Respecting background texture:

Method description:
1- In GIMP or Photoshop, create the corner texture (or arch or whatever) that you want to use with a transparent background (or a solid background but with a mask instead of an alpha channel, whatever you prefer). Mine is a 1k trim sheet with alpha channel in which I have many combinations.

If anyone’s interested I made it by selecting stones from other textures, cropping them and placing them together as you see in the screenshot.

Edit: now I see that the bright/dark side of the stones is irregular in my trim sheet, some point left and some right, ideally, they would point towards the same side so that the normal map aims at the right direction. Or even better, there shouldn’t be any dark/bright side, like an albedo map.

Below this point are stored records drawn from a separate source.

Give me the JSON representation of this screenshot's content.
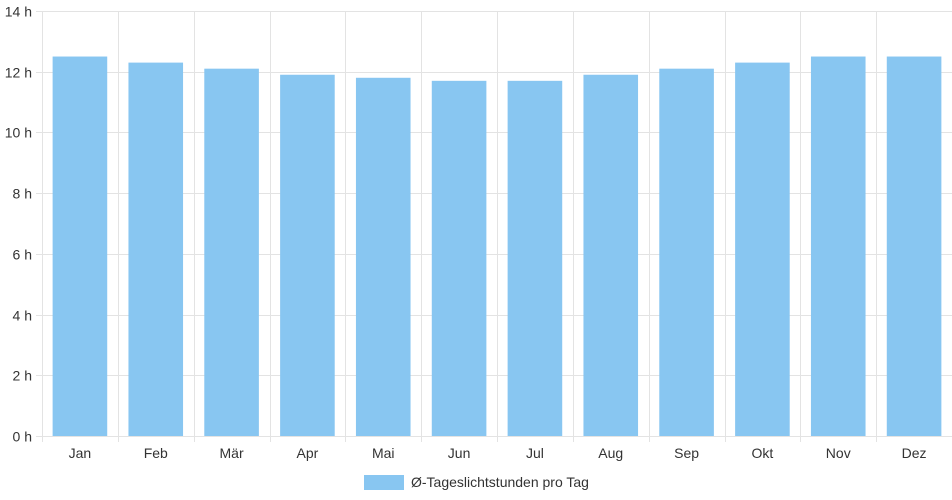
{
  "chart_data": {
    "type": "bar",
    "categories": [
      "Jan",
      "Feb",
      "Mär",
      "Apr",
      "Mai",
      "Jun",
      "Jul",
      "Aug",
      "Sep",
      "Okt",
      "Nov",
      "Dez"
    ],
    "series": [
      {
        "name": "Ø-Tageslichtstunden pro Tag",
        "values": [
          12.5,
          12.3,
          12.1,
          11.9,
          11.8,
          11.7,
          11.7,
          11.9,
          12.1,
          12.3,
          12.5,
          12.5
        ],
        "color": "#88c6f1"
      }
    ],
    "ylim": [
      0,
      14
    ],
    "y_ticks": [
      "0 h",
      "2 h",
      "4 h",
      "6 h",
      "8 h",
      "10 h",
      "12 h",
      "14 h"
    ],
    "grid": true,
    "legend_position": "bottom"
  }
}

2- In Blender, for the object that you have, create faces where this texture should go. In my case I had a window with an arch. As you can see I have faces surrounding the aperture of the window.

Also for the corners you should have dedicated faces:

3- Create two UV maps for this object. One will be the general UVs for the basic wall texture (from now onwards BasicUV) and the other for the details (corner texture) that have to overlap the basic textures (from now onwards DetailsUV)

image

4- Create a new material. You should have 2 materials: (edit: maybe this can be done with one material somehow???)

  • one with your basic wall texture only, (I will not show mine because it is a complex material that blends between another two and I don’t want to confuse the reader, just plug your diffuse and normal as you would do in any material). Make sure that the information of the coordinates comes from the Basic UV map.
    image

  • and another material with the same basic wall texture and your “corner” texture made in step 1. In this new material we will overlap the “corner” texture with the basic wall texture in the following way (for alpha textures, if you have a mask just plug your mask color output into the alpha of the mix node).

5- Select the BasicUV map (in the previous screenshot “UVMap”). Now in the UV Editor you will be modifying this map. Unwrap the mesh (make sure you don’t have distortion, or in other words, that the stone bricks look good):

Check that there is continuation of the texture from the faces where there isn’t any corner texture with the ones that have them. This is because the background texture is the same for all these faces and acts on the same UV map (BasicUV), so there is continuity.

6- Select the second UV Map (the DetailsUV Map). Now you will be editing the details (corner stones). Position the unwrapped faces on the trim sheet (or whatever masked texture you have). Check that you don’t need to position the faces affected by the details material (in my case the trim sheet) connected to the rest of the mesh, since it is a different UV map and it does not affect the basic stone texture in the background.

PS: To unwrap the faces of the arch properly, I use an addon called UV Squares that allows me to turn the weird shapes of the unwrapped arch into rectangles, then I just align them manually (top row of the trim sheet).